La diagnosi definitiva di alterazioni isolate del tessuto cementizio è rara senza correlazione clinico-radiologica. In altre parole, il reperto va sempre letto insieme al comportamento del dente, alla profondità di sondaggio e alla qualità delle immagini. Quando questi elementi convergono, il quadro diventa molto più chiaro.
C’è anche un limite pratico da non sottovalutare: in caso di reperti minimi o sovrapposizioni anatomiche, la sicurezza assoluta non esiste. In quei casi preferisco una diagnosi prudente e un monitoraggio ragionato piuttosto che un’etichetta affrettata.
Perché conta in endodonzia, parodontologia e ortodonzia
Questo tessuto non interessa solo l’anatomia descrittiva. Nella pratica quotidiana condiziona tre aree fondamentali dell’odontoiatria, e per questo merita più attenzione di quanta ne riceva di solito.
- Endodonzia: la forma apicale della radice influisce sulla lettura delle radiografie, sulla definizione del limite di lavoro e sulla gestione delle anatomie complesse. Un apice ispessito o irregolare può complicare la terapia.
- Parodontologia: il cemento è la superficie su cui si inseriscono le fibre del legamento. Se viene alterato da infiammazione, trauma o debridement aggressivo, l’ancoraggio peggiora e la guarigione diventa meno prevedibile.
- Ortodontia: il rimodellamento radicolare deve essere controllato con attenzione. Il cemento offre una certa protezione, ma non è illimitato: quando la pressione biologica supera la capacità di adattamento, il rischio di riassorbimento aumenta.
Per questo, quando tratto una radice, non penso solo alla sua forma finale ma al suo equilibrio biologico. Una superficie radicolare integra favorisce stabilità, mentre una superficie alterata rende più fragile il rapporto tra dente e parodonto. È una logica semplice, ma spesso sottovalutata.

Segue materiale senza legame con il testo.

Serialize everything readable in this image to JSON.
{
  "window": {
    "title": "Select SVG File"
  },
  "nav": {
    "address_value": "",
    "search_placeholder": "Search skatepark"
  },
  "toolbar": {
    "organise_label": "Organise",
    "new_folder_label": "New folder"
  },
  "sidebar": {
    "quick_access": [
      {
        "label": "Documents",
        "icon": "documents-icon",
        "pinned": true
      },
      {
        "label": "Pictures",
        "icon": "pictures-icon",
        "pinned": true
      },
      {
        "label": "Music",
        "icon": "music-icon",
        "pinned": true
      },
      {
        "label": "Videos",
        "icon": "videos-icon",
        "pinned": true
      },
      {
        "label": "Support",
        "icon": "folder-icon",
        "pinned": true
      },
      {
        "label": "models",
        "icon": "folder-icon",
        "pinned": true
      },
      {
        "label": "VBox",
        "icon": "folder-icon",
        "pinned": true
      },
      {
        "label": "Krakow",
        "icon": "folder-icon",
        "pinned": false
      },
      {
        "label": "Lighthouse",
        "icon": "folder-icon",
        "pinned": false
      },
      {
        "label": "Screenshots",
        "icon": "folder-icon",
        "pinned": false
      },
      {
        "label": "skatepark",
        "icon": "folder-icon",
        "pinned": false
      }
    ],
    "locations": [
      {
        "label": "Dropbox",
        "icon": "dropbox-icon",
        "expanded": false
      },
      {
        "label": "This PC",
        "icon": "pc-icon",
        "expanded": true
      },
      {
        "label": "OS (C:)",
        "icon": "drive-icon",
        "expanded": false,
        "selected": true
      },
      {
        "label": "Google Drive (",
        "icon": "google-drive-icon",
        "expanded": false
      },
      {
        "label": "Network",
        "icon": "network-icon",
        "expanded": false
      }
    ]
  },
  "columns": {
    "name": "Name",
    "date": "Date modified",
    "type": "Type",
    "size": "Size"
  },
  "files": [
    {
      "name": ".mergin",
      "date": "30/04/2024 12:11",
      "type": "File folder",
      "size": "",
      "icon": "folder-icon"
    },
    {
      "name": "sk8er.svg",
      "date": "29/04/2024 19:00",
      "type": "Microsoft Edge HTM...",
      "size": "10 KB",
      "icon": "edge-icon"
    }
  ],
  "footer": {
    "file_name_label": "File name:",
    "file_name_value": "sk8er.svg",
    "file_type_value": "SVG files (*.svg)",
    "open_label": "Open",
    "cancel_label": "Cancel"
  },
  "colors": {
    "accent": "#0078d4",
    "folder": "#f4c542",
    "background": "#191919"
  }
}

Le tre cose che controllo prima di dire che una radice è anomala
Se devo chiudere il ragionamento in modo pratico, mi fermo su tre verifiche. Sono rapide, ma evitano molti errori di interpretazione.
- Confronto con il controlaterale: la simmetria anatomica è spesso il miglior filtro iniziale.
- Coerenza clinica: una radiografia sospetta senza sintomi, senza tasche isolate e senza segni di perdita di attacco va sempre contestualizzata.
- Continuità del complesso parodontale: lamina dura e spazio del legamento parodontale raccontano molto più di quanto sembri.
Se tengo insieme questi tre elementi, la lettura diventa molto più affidabile e meno impressionistica. Quando il cemento radicolare si altera, spesso non sto guardando solo un cambiamento della superficie, ma un indizio su trauma, adattamento funzionale, infiammazione o errore di interpretazione radiografica. È questo il punto in cui anatomia e diagnostica si incontrano davvero.